[
https://issues.apache.org/jira/browse/HDDS-8765?page=com.atlassian.jira.plugin.system.issuetabpanels:all-tabpanel
]
Duong updated HDDS-8765:
------------------------
Description:
h2. Problem
Today, OM manages resource (volume, bucket) locks by LockManager, a component
enclosing a lock table as a ConcurrentHashMap to store all active locks. Locks
are dynamically allocated and destroyed in the lock table based on runtime
needs. This means, for every lock allocated, a usage count is kept up to date
to decide when the lock is no longer referenced.
The current performance of LockManager is limited by the cost of maintaining
individual lock liveness, aka, counting how many concurrent usages to a lock
and removing it from the lock table when it's no longer used.

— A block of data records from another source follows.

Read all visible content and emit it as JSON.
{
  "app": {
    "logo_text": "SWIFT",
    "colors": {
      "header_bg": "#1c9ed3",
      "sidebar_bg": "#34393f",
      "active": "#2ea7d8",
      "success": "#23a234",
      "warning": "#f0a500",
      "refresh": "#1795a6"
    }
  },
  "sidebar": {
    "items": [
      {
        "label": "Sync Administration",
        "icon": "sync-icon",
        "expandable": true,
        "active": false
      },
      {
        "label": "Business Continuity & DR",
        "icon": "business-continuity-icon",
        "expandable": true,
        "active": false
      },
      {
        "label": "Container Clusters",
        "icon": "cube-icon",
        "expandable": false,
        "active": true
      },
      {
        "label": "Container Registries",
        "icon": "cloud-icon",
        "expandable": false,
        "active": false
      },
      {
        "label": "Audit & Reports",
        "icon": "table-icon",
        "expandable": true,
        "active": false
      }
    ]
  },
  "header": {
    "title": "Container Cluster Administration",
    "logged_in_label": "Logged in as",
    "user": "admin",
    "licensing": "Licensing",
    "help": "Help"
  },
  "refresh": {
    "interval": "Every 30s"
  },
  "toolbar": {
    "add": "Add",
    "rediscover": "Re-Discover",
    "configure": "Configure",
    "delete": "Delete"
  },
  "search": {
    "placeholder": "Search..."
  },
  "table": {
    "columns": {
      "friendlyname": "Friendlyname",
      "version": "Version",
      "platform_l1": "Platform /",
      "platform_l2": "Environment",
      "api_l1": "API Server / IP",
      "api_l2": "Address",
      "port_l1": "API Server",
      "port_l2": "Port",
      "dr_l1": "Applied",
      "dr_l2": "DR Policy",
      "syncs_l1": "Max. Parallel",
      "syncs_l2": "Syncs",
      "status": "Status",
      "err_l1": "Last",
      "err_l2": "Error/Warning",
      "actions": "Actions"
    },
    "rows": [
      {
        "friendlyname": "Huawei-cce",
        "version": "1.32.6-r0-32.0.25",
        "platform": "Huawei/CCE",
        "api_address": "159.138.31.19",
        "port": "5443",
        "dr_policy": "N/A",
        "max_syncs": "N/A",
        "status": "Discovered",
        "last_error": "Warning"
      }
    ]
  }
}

This cost mainly incurs from the need to *synchronize* all the concurrent
access to every lock (or technically, a ConcurrentHashMap section) when:
# When getting the lock to obtain: create a lock object if it's not existing
in the table and increase the lock usage count.
# When releasing the lock: decrease the usage count and remove the lock when
the usage count is 0.
!Screenshot 2023-06-05 at 4.31.14 PM.png|width=764,height=243!
This synchronization is done internally inside ConcurrentHashMap's two methods:
_compute_ and {_}computeIfPresent{_}.
This synchronization creates a bottleneck when multiple threads try to obtain
and release the same lock, even for read locks.
h2. Experiment
I did an experiment of pure OM key reads in the same buckets with 100 reader
threads. The freon command looks like the following:
{code:java}
ozone freon ockrw -v duong -b obs --contiguous -n 50000000 -p zerobytes
--percentage-read=100 -r 5000000 -s 0 --size 0 -m -t 100 {code}
With the current code, the total OPPS tops at ~100K and getKeyInfo latency is
~800μs. The time taken to get a lock for obtaining and releasing the lock is
~40μs. Note that for each getKeyInfo request, OM obtains and releases volume
and bucket locks multiple times.
With a [quick and naive
change|https://github.com/duongkame/ozone/commit/91c2729cef1649f038b1560d260d41f91de4c0b2]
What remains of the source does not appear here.